Healthy eating is not about determination or elimination. It’s about learning what makes your body feel good and doing more of that. It’s about crowding out foods that don’t give you enough by adding more to what you do—rather than building your entire identity on what you can eat.
Prioritize Whole Foods (Without Being Sure About It)
Simple nutrition advice is still very powerful: eat more the original food. Vegetables, fruits, quality proteins, grains, nuts, seeds, herbs and spices. The closer something is to its original state, the more your body can do with it! Highly processed foods tend to be high in added sugar and sodium while low in fiber and micronutrients.
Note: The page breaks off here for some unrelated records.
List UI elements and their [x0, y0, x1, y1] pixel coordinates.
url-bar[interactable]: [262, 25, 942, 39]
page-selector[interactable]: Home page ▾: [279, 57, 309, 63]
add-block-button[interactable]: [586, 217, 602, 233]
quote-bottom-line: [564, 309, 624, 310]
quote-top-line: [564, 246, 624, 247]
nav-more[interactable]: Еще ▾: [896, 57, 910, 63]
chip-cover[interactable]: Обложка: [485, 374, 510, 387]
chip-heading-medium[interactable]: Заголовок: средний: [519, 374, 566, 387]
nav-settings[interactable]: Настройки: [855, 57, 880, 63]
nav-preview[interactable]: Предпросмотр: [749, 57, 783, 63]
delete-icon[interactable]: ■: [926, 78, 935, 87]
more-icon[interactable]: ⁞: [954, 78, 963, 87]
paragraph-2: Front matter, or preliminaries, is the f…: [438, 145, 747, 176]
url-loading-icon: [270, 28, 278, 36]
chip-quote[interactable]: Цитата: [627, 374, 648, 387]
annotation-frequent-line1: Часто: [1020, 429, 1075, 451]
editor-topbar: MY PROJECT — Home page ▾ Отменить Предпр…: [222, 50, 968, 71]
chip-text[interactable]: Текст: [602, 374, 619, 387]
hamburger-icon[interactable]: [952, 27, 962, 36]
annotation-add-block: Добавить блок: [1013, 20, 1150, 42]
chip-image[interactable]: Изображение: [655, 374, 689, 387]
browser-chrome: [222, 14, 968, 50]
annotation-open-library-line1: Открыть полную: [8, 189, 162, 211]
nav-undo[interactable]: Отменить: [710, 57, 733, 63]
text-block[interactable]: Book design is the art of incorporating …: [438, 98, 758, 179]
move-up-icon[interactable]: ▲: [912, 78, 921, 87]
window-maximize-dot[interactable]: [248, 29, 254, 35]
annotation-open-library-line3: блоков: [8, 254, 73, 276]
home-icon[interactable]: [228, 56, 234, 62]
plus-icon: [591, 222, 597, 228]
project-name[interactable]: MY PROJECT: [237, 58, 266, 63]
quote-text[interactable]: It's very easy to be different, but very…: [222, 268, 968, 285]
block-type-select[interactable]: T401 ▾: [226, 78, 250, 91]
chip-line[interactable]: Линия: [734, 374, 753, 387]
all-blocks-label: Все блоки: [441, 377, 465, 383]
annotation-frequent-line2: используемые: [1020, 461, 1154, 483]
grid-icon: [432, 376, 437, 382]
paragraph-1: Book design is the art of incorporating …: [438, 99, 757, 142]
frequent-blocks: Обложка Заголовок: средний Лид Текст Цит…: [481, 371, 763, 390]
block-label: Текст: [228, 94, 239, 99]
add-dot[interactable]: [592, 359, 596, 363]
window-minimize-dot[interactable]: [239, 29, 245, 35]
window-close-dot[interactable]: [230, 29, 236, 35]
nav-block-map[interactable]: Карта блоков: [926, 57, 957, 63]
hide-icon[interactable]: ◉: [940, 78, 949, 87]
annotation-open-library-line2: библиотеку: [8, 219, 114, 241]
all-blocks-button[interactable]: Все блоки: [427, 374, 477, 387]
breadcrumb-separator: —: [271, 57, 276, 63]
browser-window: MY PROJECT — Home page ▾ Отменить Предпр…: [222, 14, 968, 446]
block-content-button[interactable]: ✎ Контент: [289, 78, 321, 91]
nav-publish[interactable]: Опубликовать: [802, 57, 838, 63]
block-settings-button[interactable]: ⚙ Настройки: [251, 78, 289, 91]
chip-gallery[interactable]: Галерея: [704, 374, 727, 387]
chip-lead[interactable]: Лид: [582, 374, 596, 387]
That said, being tough creates its own set of problems. A healthy relationship with food includes a place for birthday cake, weeknights out, and chips at the barbecue. The goal is not cleanliness, after all. It’s a common pattern of eating mostly whole, nutritious foods while giving yourself full permission to enjoy the rest. When about 80 percent of what you eat is nutritious, the other 20 percent tends to take care of itself.
Eat with the Seasons
One of the most underrated habits? Seasonal food. Seasonal produce is often more nutritious (due to favorable growing conditions and less travel time), more affordable, and—not to be underestimated—just tastes better. Tomatoes in July compared to tomatoes in January are a completely different experience. Eating seasonally also naturally introduces variety, which is important for gut health. In fact, studies show that eating a variety of 30+ plant foods per week supports a more diverse microbiome. When in doubt, add color to your plate.
Hydrate on Purpose
It sounds basic, but most people don’t drink enough water. And dehydration can mimic hunger, increase fatigue, and make blood sugar control difficult. Medical research shows that a large number of people are hungry. A useful target: aim for about half your body weight in ounces per day. Sip consistently rather than cramming a large amount at once (your body absorbs it better that way). And don’t forget the electrolytes!
Slow Down at the Table
How you eat things almost as much as what he eats. Eating quickly, while distracted, or while multitasking can lead to overeating, poor digestion, and disruption of your body’s natural fullness signals. But if you eat slowly and without screens, your brain has time to register satiety, your digestive system works more efficiently, and the food itself is satisfying.
You don’t have to turn every meal into a candlelight affair. But eating at least one meal a day without your phone—paying attention to the taste and texture of your plate—is a small habit with big returns. If you can, share that food with someone you love! There’s a reason that cultures around the world have built their healthiest cultures around the table.
Make It Work For Your Life
The best eating habits are the ones you can stick to on your worst day, not just your best. Be honest with your plan and budget. If Sunday meal preparation doesn’t make sense to you, it’s not real. Find something that exists. Maybe that’s preparing a batch of quinoa and hard-boiled eggs on Monday. Maybe keeping your fridge stocked with quality protein and frozen vegetables so you always have nutritious bones within reach.
A healthy diet should reduce stress, not create more of it. Meet you where you are. Start with one or two habits that we react to, agree with those, and build from there.
Eddie Horstman
Edie is the founder of the nutrition coaching business, Wellness with Edie. With her background and expertise, she specializes in women’s health, including fertility, hormonal balance, and postpartum health.
This post was last updated on June 15, 2026, to include new information.